Because every decoder layer operates with linear complexity (local aggregation O(q·k) and SSM O(q·L)), LaSSM reduces FLOPs to roughly one‑third of the best transformer‑based baselines while maintaining or improving accuracy. Empirical results on the ScanNet++ V2 leaderboard show a 2.5 % absolute gain in mean AP and a 2.3 % gain in AP₅₀ over the previous state‑of‑the‑art, with only 1/3 of the FLOPs. Comparable gains are reported on ScanNet V2, ScanNet200, S3DIS, and ScanNet++ V1, together with a 0.64× reduction in GPU memory consumption.

Ablation studies confirm the contribution of each component: (a) removing the semantic‑spatial initializer and relying solely on FPS drops mAP by 3–4 %; (b) omitting local aggregation increases computation and reduces mAP by ~1.5 %; (c) replacing the dual‑path SSM with a plain MLP loses long‑range query interactions, decreasing AP₅₀ by ~2 %.

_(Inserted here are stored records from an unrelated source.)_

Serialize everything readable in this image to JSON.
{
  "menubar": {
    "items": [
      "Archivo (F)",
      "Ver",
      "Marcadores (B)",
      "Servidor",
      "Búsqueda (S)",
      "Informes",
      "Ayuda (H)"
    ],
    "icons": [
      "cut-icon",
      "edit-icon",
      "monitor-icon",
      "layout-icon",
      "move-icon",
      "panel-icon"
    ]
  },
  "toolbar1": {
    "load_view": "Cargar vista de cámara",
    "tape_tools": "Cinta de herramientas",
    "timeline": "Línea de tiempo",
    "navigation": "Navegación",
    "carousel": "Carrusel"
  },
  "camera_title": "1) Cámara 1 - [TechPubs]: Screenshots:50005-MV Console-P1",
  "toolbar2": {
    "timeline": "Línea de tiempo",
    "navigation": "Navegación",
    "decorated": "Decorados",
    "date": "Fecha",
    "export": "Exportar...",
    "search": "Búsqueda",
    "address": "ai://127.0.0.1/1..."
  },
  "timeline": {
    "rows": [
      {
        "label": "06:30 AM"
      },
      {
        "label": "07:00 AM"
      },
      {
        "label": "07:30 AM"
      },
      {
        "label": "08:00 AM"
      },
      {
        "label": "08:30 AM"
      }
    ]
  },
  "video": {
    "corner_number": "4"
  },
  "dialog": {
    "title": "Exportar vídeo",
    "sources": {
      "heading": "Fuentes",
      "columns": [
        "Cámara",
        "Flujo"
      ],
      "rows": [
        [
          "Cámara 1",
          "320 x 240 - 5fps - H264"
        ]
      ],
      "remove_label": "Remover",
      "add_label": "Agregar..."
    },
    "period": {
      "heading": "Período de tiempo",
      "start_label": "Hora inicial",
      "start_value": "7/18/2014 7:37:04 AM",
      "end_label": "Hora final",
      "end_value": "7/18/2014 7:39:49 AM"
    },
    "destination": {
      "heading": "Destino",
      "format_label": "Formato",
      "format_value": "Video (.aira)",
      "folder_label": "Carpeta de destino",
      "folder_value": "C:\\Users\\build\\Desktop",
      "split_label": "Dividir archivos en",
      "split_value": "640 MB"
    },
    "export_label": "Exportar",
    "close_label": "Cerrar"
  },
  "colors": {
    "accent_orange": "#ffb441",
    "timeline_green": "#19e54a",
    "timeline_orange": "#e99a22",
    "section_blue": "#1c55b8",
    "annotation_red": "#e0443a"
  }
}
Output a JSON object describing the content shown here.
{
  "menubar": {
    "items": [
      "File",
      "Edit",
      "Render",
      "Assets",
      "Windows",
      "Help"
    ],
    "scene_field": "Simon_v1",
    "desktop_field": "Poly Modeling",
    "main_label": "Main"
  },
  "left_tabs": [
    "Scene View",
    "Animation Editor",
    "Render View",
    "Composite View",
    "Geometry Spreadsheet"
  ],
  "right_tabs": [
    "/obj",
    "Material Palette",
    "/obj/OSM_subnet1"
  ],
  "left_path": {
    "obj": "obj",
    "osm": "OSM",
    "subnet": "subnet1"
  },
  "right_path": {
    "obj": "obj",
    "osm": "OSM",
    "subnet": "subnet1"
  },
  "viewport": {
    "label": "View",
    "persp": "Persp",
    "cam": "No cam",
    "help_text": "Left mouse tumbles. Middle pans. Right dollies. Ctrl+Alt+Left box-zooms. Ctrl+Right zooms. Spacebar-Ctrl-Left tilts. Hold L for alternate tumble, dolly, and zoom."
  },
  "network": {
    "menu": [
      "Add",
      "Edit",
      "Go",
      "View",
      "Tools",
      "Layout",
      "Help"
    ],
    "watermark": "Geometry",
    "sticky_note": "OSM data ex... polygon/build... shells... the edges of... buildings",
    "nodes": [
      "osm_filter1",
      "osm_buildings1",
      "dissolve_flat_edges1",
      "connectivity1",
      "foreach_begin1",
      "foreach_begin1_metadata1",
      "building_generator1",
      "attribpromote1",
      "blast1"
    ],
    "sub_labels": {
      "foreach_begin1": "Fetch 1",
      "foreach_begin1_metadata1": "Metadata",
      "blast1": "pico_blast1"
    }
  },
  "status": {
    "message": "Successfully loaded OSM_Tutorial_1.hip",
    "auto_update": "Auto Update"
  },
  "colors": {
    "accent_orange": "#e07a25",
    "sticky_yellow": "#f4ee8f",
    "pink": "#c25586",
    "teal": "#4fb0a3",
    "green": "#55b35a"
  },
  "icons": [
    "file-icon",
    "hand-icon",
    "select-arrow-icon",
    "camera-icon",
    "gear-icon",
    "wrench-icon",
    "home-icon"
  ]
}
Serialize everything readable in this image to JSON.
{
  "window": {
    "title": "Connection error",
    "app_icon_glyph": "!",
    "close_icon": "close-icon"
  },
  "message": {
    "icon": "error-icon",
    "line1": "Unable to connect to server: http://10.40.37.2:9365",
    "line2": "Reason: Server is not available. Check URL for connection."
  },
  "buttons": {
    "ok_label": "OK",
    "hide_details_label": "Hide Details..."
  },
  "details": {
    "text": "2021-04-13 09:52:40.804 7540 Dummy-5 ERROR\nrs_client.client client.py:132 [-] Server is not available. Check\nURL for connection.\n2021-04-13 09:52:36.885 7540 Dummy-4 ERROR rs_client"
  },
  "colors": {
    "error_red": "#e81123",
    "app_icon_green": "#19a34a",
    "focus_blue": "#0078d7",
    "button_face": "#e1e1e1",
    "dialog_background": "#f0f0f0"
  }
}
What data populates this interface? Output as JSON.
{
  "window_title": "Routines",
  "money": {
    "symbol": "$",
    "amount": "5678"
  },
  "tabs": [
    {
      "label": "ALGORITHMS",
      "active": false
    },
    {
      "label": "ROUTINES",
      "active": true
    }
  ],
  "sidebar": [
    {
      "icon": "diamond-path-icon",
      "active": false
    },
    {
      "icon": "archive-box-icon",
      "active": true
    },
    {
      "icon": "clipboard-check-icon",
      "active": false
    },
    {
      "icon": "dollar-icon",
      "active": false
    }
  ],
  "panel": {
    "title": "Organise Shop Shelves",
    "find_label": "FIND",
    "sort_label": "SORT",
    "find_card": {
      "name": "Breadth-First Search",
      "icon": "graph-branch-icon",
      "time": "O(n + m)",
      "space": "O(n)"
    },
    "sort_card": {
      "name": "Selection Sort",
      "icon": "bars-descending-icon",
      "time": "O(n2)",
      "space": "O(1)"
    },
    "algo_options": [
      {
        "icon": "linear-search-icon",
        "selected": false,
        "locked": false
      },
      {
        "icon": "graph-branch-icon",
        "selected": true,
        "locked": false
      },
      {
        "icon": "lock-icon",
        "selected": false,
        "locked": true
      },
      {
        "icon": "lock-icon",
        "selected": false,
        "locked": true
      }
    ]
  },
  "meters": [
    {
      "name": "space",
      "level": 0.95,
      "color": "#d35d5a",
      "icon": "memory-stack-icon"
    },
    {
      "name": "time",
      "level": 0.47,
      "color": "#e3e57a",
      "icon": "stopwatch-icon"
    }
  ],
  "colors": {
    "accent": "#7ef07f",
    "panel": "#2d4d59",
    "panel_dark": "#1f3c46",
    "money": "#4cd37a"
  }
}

In summary, LaSSM introduces a principled query initialization that jointly exploits semantic confidence and spatial distribution, and a novel decoder that fuses local geometric aggregation with a coordinate‑aware state‑space model. This combination yields a highly efficient yet accurate solution for large‑scale 3D scene instance segmentation, opening avenues for real‑time robotics and AR/VR applications where computational resources are limited.